カルロス・ゴーン氏逃亡事件の日本にとっての教訓 | Captain’s Eye ~小林宏之 コラム~

カルロス・ゴーン氏逃亡事件の日本にとっての教訓

カルロス・ゴーン氏逃亡事件の日本にとっての教訓

130日に発売の本の中の、情報力の項で少し触れますが、カルロス・ゴーン元日産会長の逃亡事件の要因には、日本の情報力とセキュリティーの甘さがあったことは否めない。

情報力について、英国のエコノミスト誌によると、1975年に重要指名手配を受けていたカルロス・ゴーン氏は司法の手を逃れてレバノンに身を潜めたという事実があった。こうした情報を日本が掴んでいたとしたら、当然逃亡の可能を想定した措置が取られていたはずである。

セキュリティーに関しても、関西空港ではプライベートジェットは、お互いに知っている者同志だからハイジャックは考えられないからとして、セキュリティーチェックは当該機長の判断による、という性善説に基づいた措置となっていた。
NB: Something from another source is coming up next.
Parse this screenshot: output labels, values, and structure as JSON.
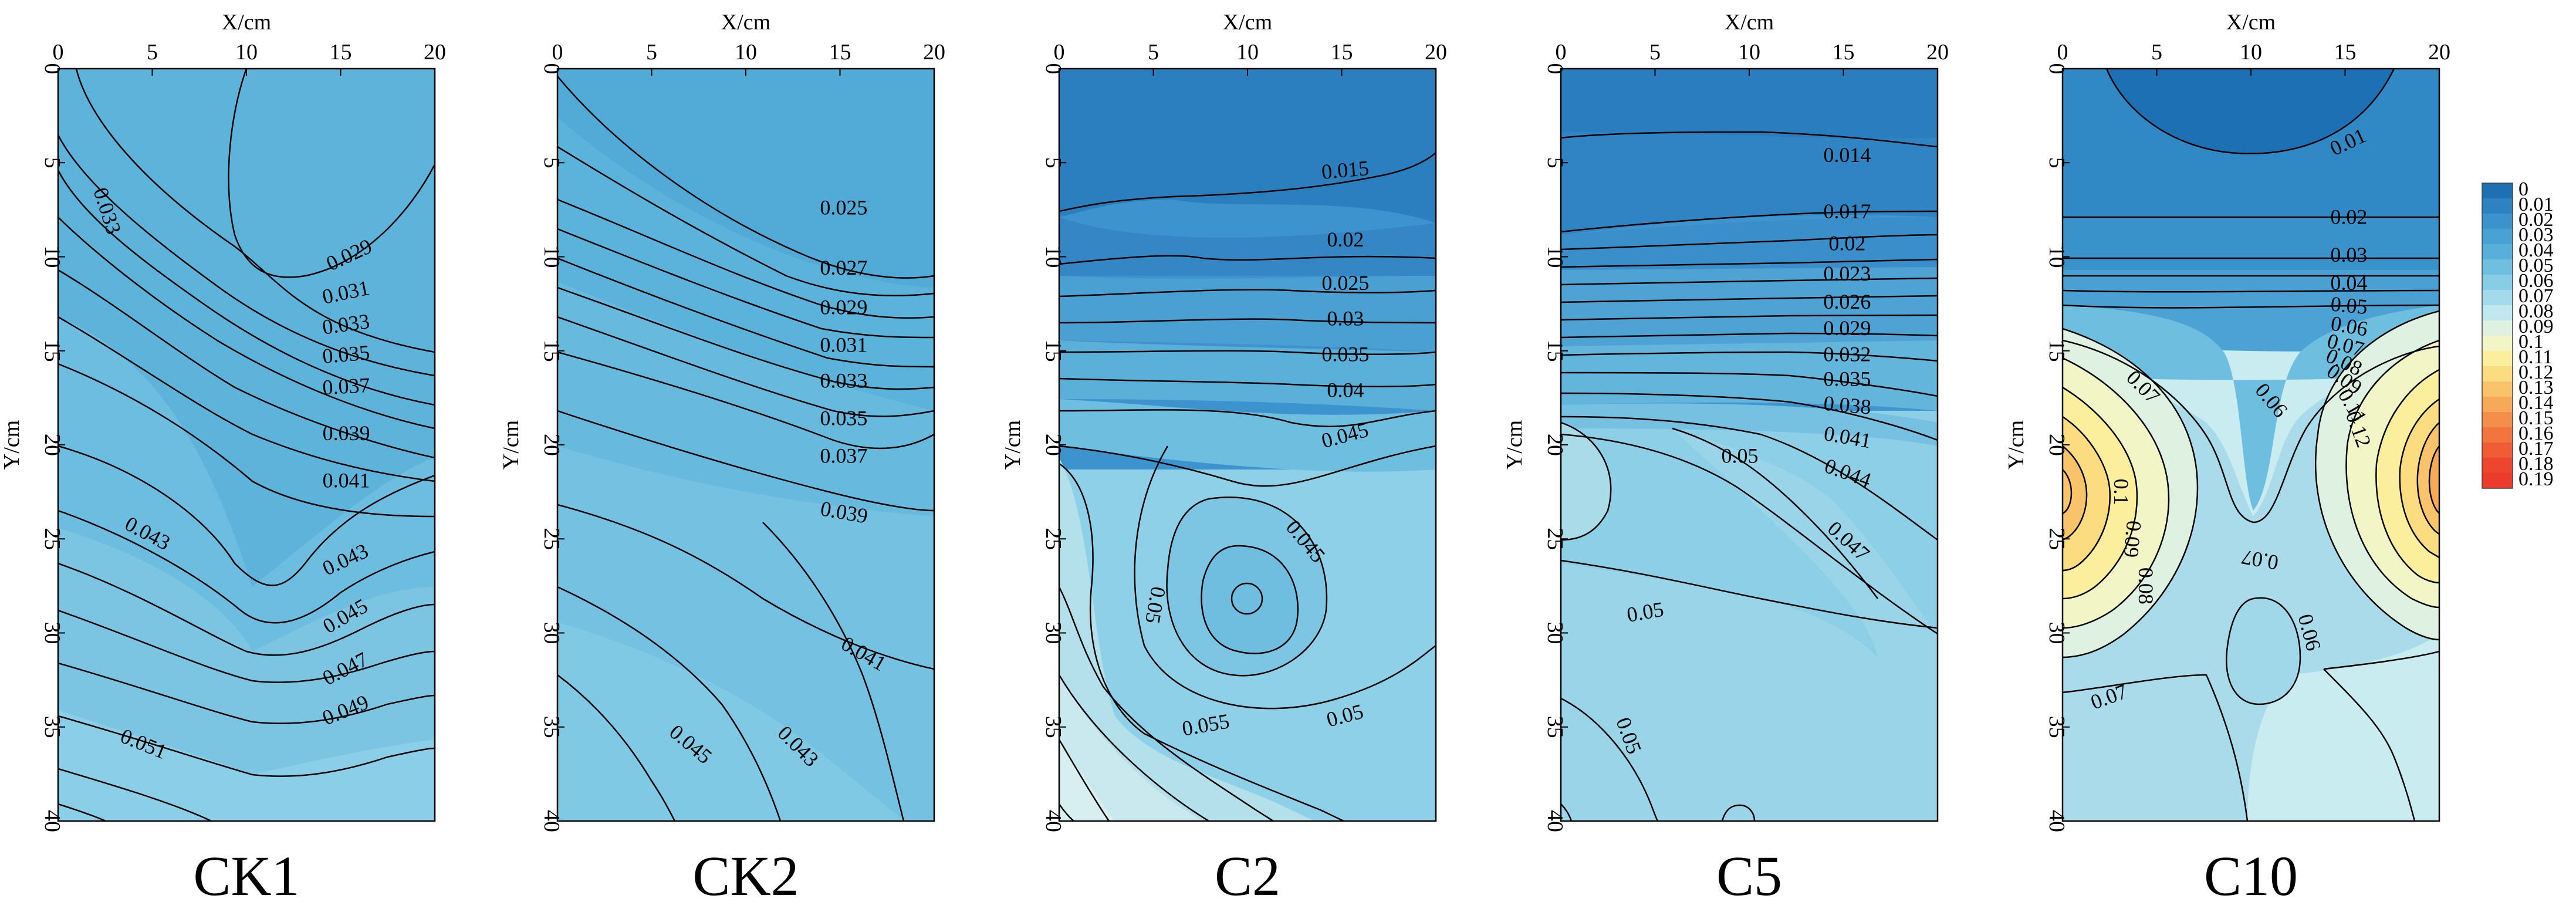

ハイジャックはないとしても、空港の施設の航空機がある側は、国際線、国内線問わず“Clean Area”といって危険物は持ち込めないということから、このAreaに入る場合は、必ず完璧なセキュリティーのチェックをすべきであった。危機管理の鉄則として、危機を招かないためには、悲観的に準備すること、セキュリティーに関しては、性悪説に基づいて対策をとることが大切であることの教訓を残した事件であった。中近東路線を担当していた頃から、ジュームズボンドの映画「007」の国だけあってか、かつて7つの海を制覇した英国の情報力のスゴサには感心するばかりであっただけでなく、中東情勢、軍事情報、石油関係等の情報は、この英国の情報を参考にすることが多かった。